43 Division protects and serves dinner for youth at risk

Toronto Police have decided to add a new duty to their long list: cooking. The 43rd Division in Scarborough has brought the kitchen to the classroom with the Eastside Cooking Corner, which gives Scarborough students at risk an opportunity to connect with their community.
Meeting every Tuesday night at Maplewood High School for three hours, students learn various recipes for dishes such as pizza, apple pie, chicken, lasagna, pasta, cake, biscuits and cookies. After every class they eat dinner together and chat.

Students get to take home whatever they cooked to share with their families.

“I really like coming here, being with the people and getting to learn new things,” Grade 9 student Penny Siskopoulos. “It gives me something else to do apart from school and I get some time off from stress.”

Constables Sharon Myers and Amy Handsor helped organize the program, sharing recipes with students while teaching them how to cook and other life skills as well.

“We thought a culinary program would be nice as a lot of programs that are offered for at-risk youth are sports-related. But, this was something different and something that they could use,” Myers said.

Both officers said they believe that establishing a positive relationship between students, teachers and police will strengthen the community.

Culinary teachers Andy Stevenson and Darren Beer from Maplewood High School helped officers run the program.
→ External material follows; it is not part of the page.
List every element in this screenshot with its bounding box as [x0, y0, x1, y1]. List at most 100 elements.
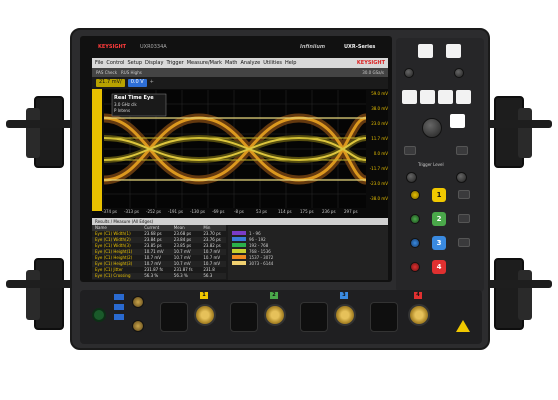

The 14 participants, ranging from ages 14 to 17, were recommended by school staff and chosen by the officers.

“Our program promotes a sense of community where barriers regarding authoritative figures such as the police and teachers can be broken down,” Stevenson said. “We can all have a meal together, something that a lot of kids don’t do in their home lives.”

Stevenson said cities need to create programs such this one to provide students with after school activities.

Students also learned about kitchen safety, nutrition, food services and etiquette.

The 10-week program, which began on Jan. 13, wraps up March 10 when they will receive a certificate at a graduation dinner.

“This program provides students with a safe place to go, a socializing experience, and positive role models,” Myers added. “It’s been a great success.”

Funding for Eastside Cooking Corner was given this year by ProAction Cops and Kids, which funds programs that let officers interact with at-risk kids.

Police are hoping for funding next year to continue the program.

If they get it, officers will be back serving up their help for youth at the Eastside Cooking Corner.